Vous ne connaissez pas The Pigs de Carlos Spottorno ? Vous allez adorer, forcément. The Pigs est le terme, inventé par la presse économique pour désigner, de manière péjorative, les pays du sud de l’Europe : Portugal Italie Grèce Espagne (Spain pour Le S final). Depuis une dizaine d’années, Spottorno s’attache à documenter la société et la culture de ces pays. Il dessine ainsi un paysage économique bien plus parlant que des courbes et des statistiques. Un aperçu très complet de ce projet, qui a reçu de multiples prix, est visible sur http://www.thepigs.eu.



Carlos Spottorno, Portugal, 2011
Carlos Spottorno, Portugal, 2011


Spottorno ne saurait être considéré comme un photographe ambigu. Son propos est toujours clair, dénonciateur, s’éloignant volontairement des clichés touristiques associés à ces pays. Mais ce propos est plus ou moins appuyé, se réduisant parfois à lui-même ou bien ouvrant sur autre chose. Extrême lisibilité pour la photo ci-dessus : contraste entre l’immobilité de cette mendiante et le mouvement (ascendant) du véhicule très tendance au second plan. Contraste des couleurs et du niveau de vie. Le décor est si dépouillé que le message est clair, trop clair : une photo à fort impact, mais …



Carlos Spottorno, Portugal, 2011
Carlos Spottorno, Portugal, 2011


Cette deuxième image n’est pas moins claire, mettant en avant le contraste entre le client du restaurant et les poubelles, à l’arrière-plan. Pourtant, la photo est déjà moins lisible que la précédente : d’une part, l’environnement est moins dépouillé ; d’autre part, elle est plus frontale et, comme les éléments de l’image sont sur le même plan, ils ont plus tendance à s’entremêler. La photo semble moins dénonciatrice qu’elle ne capte (presque avec tendresse) une scène de la vie quotidienne.
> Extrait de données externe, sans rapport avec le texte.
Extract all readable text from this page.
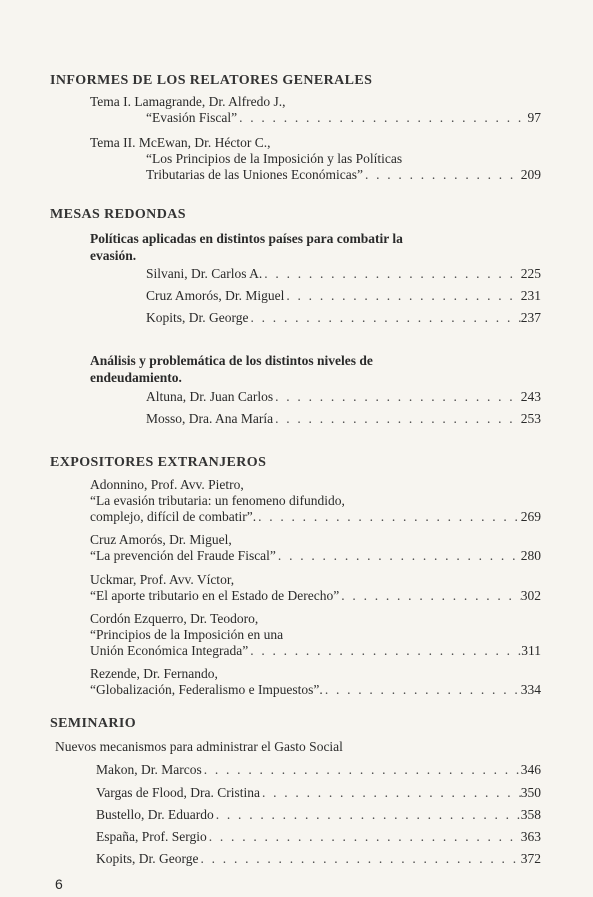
INFORMES DE LOS RELATORES GENERALES
Tema I. Lamagrande, Dr. Alfredo J.,
“Evasión Fiscal” . . .	97
Tema II. McEwan, Dr. Héctor C.,
“Los Principios de la Imposición y las Políticas
Tributarias de las Uniones Económicas” . . .	209
MESAS REDONDAS
Políticas aplicadas en distintos países para combatir la evasión.
Silvani, Dr. Carlos A. . . .	225
Cruz Amorós, Dr. Miguel . . .	231
Kopits, Dr. George . . .	237
Análisis y problemática de los distintos niveles de endeudamiento.
Altuna, Dr. Juan Carlos . . .	243
Mosso, Dra. Ana María . . .	253
EXPOSITORES EXTRANJEROS
Adonnino, Prof. Avv. Pietro,
“La evasión tributaria: un fenomeno difundido,
complejo, difícil de combatir”. . . .	269
Cruz Amorós, Dr. Miguel,
“La prevención del Fraude Fiscal” . . .	280
Uckmar, Prof. Avv. Víctor,
“El aporte tributario en el Estado de Derecho” . . .	302
Cordón Ezquerro, Dr. Teodoro,
“Principios de la Imposición en una
Unión Económica Integrada” . . .	311
Rezende, Dr. Fernando,
“Globalización, Federalismo e Impuestos”. . . .	334
SEMINARIO
Nuevos mecanismos para administrar el Gasto Social
Makon, Dr. Marcos . . .	346
Vargas de Flood, Dra. Cristina . . .	350
Bustello, Dr. Eduardo . . .	358
España, Prof. Sergio . . .	363
Kopits, Dr. George . . .	372
6
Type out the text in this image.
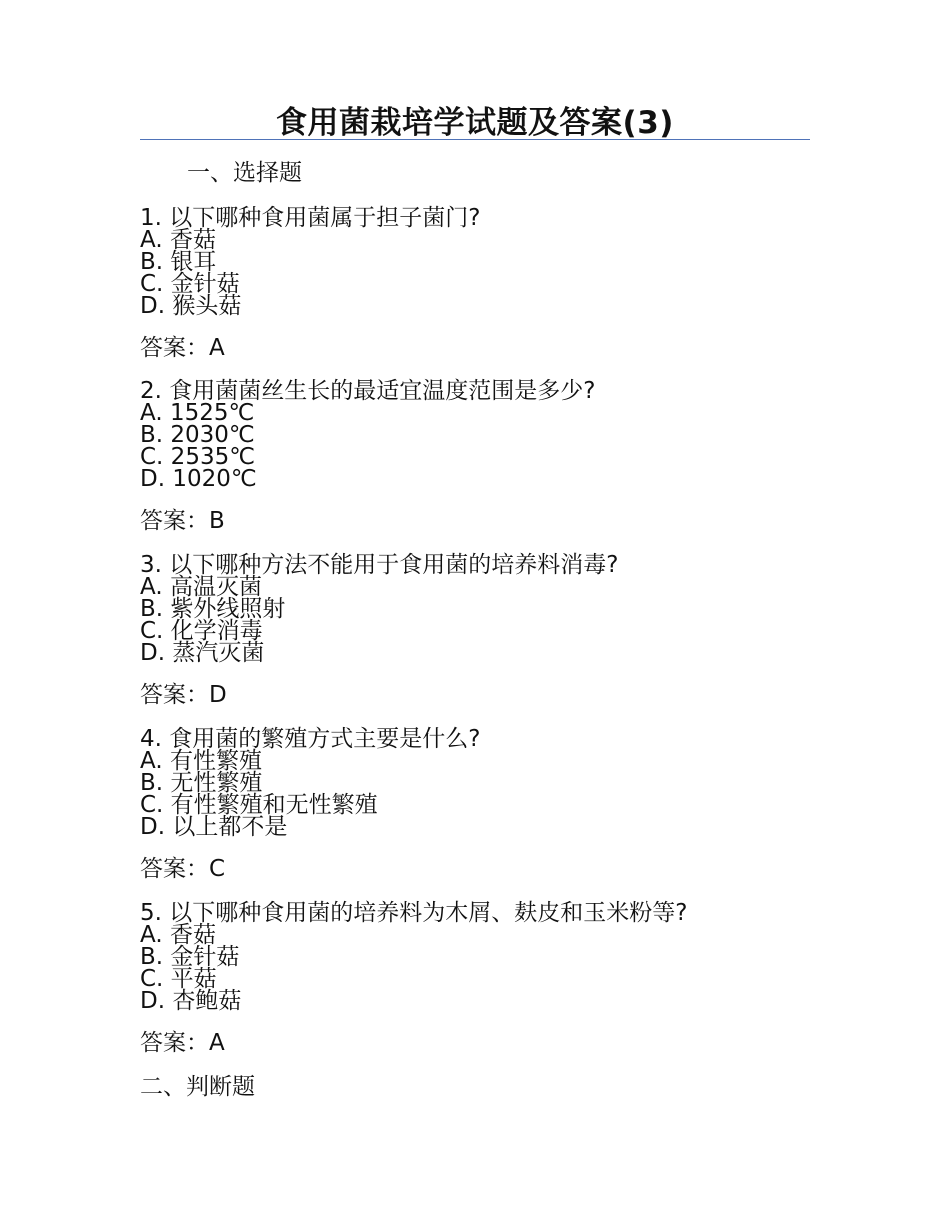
食用菌栽培学试题及答案(3)
一、选择题
1. 以下哪种食用菌属于担子菌门?
A. 香菇
B. 银耳
C. 金针菇
D. 猴头菇
答案：A
2. 食用菌菌丝生长的最适宜温度范围是多少?
A. 1525℃
B. 2030℃
C. 2535℃
D. 1020℃
答案：B
3. 以下哪种方法不能用于食用菌的培养料消毒?
A. 高温灭菌
B. 紫外线照射
C. 化学消毒
D. 蒸汽灭菌
答案：D
4. 食用菌的繁殖方式主要是什么?
A. 有性繁殖
B. 无性繁殖
C. 有性繁殖和无性繁殖
D. 以上都不是
答案：C
5. 以下哪种食用菌的培养料为木屑、麸皮和玉米粉等?
A. 香菇
B. 金针菇
C. 平菇
D. 杏鲍菇
答案：A
二、判断题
Carlos Spottorno, Portugal, 2011
Carlos Spottorno, Portugal, 2011


Sur cette troisième photo, le photographe a pris de la distance, le voici moins démonstratif, plus complexe. Ses intentions sont pourtant toujours aussi claires puisqu’il nous explique sur son site qu’il voulait dénoncer les faibles budgets alloués par la ville de Lisbonne à l’entretien du paysage urbain. Mais le cadre, plus large, nous donne plus à voir : le lieu comme envers du décor (les fameux tramways, si photogéniques), l’opposition entre deux générations, celle des tags et celle qui descend l’escalier. Vieillissement de la population des pays du sud de l’Europe, avenir économique qui semble irrémédiablement lié à l’activité touristique : l’image concentre des problématiques chères à Spottorno, sans les rendre totalement évidentes. Une photo qui a moins d’impact que la première, mais peut-être plus de résonance.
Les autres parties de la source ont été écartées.